The thing that scared my childhood friend was infinity; or perhaps not the infinite, but just very very large numbers – the quantities of the magnitude relating to that thing everyone is talking about these days called Big Data.

And that’s the sort of thing I’ve been thinking about lately.

I don’t remember the exact figure, but if you scour the internet to read up on our information age, and in particular our age of “Big Data” you will find statements similar to that below:

…. there has been more information created in the past year than there was in all of recorded history before it.

Which brings me to my point about the Top 0.1%.

Or, perhaps, to be more fair, probably something more like the Top 0.01%.

There is so much information out there. Every day around the world, every milliliter of gas pumped, every transaction at POS, every mouse click on millions of websites on the internet is being recorded, and creating more data.

Our capacity to record and store information has exploded exponentially.

But, perhaps somewhat critically, our ability to work with it and analyze it has not.

In the same way that The Ingenuity Gap talks about how the complexity of problems facing society is ever increasing but our ability to implement solutions is not matching that pace, we might be in danger of similarly finding the amount of information being recorded and stored in our modern world is exponentially increasing but our ability to manage and analyze it is not. Not only from a technological perspective, but also from a human perspective – there is only so much information one person can handle working with and keep “in mind”.

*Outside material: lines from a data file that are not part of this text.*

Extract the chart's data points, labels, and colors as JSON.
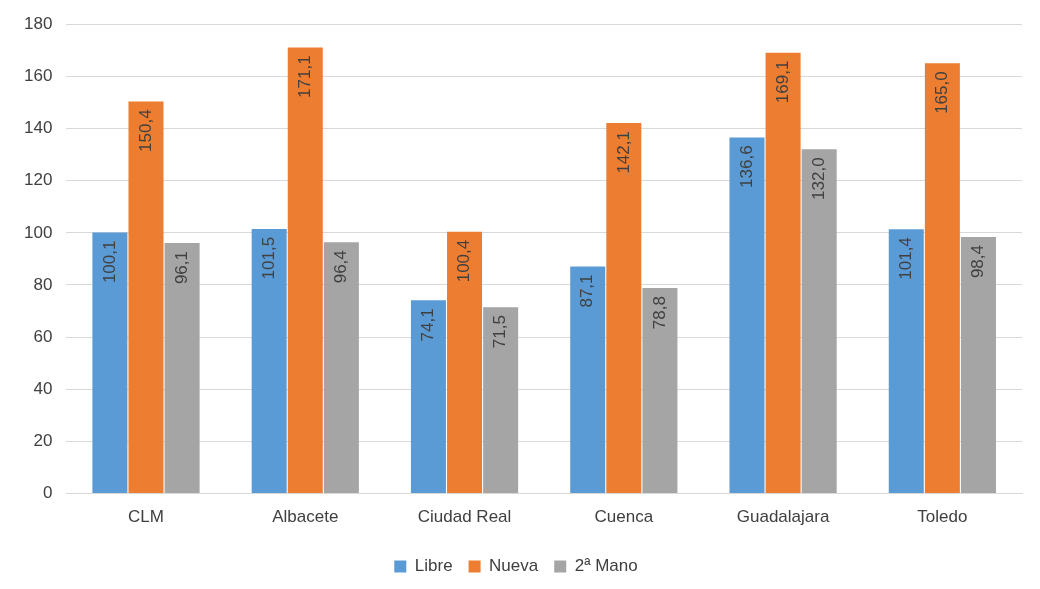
{
  "chart_data": {
    "type": "bar",
    "categories": [
      "CLM",
      "Albacete",
      "Ciudad Real",
      "Cuenca",
      "Guadalajara",
      "Toledo"
    ],
    "series": [
      {
        "name": "Libre",
        "color": "#5b9bd5",
        "values": [
          100.1,
          101.5,
          74.1,
          87.1,
          136.6,
          101.4
        ],
        "value_labels": [
          "100,1",
          "101,5",
          "74,1",
          "87,1",
          "136,6",
          "101,4"
        ]
      },
      {
        "name": "Nueva",
        "color": "#ed7d31",
        "values": [
          150.4,
          171.1,
          100.4,
          142.1,
          169.1,
          165.0
        ],
        "value_labels": [
          "150,4",
          "171,1",
          "100,4",
          "142,1",
          "169,1",
          "165,0"
        ]
      },
      {
        "name": "2ª Mano",
        "color": "#a5a5a5",
        "values": [
          96.1,
          96.4,
          71.5,
          78.8,
          132.0,
          98.4
        ],
        "value_labels": [
          "96,1",
          "96,4",
          "71,5",
          "78,8",
          "132,0",
          "98,4"
        ]
      }
    ],
    "ylim": [
      0,
      180
    ],
    "yticks": [
      0,
      20,
      40,
      60,
      80,
      100,
      120,
      140,
      160,
      180
    ],
    "grid": "y",
    "legend": "bottom"
  }
}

I know that many other people are thinking this way as well. This is my crude, data-centric take on what people have been talking about since the 1970’s – information overload. And I know that many other authors have touched on this point recently as it is of legitimate concern; for instance – acknowledging that the skill set needed to work with and make sense of these data sets of exponentially increasing size is so specialized that data scientists will not scale.

Will our technology and ability to manage data be able to keep up with the ever increasing explosion of it? Will software and platforms develop and match pace such that those able to make sense of these large data sets are not just a select group of specialists? How will the analyst of tomorrow handle working with and thinking about the analysis of such massive and diverse data sets?

Only time will answer these questions, but the one thing that seems certain is that the data deluge will only continue as storage becomes ever cheaper and of greater density while the volume, velocity and variety of data collected worldwide continues to explode.

In other words: there’s more that came from.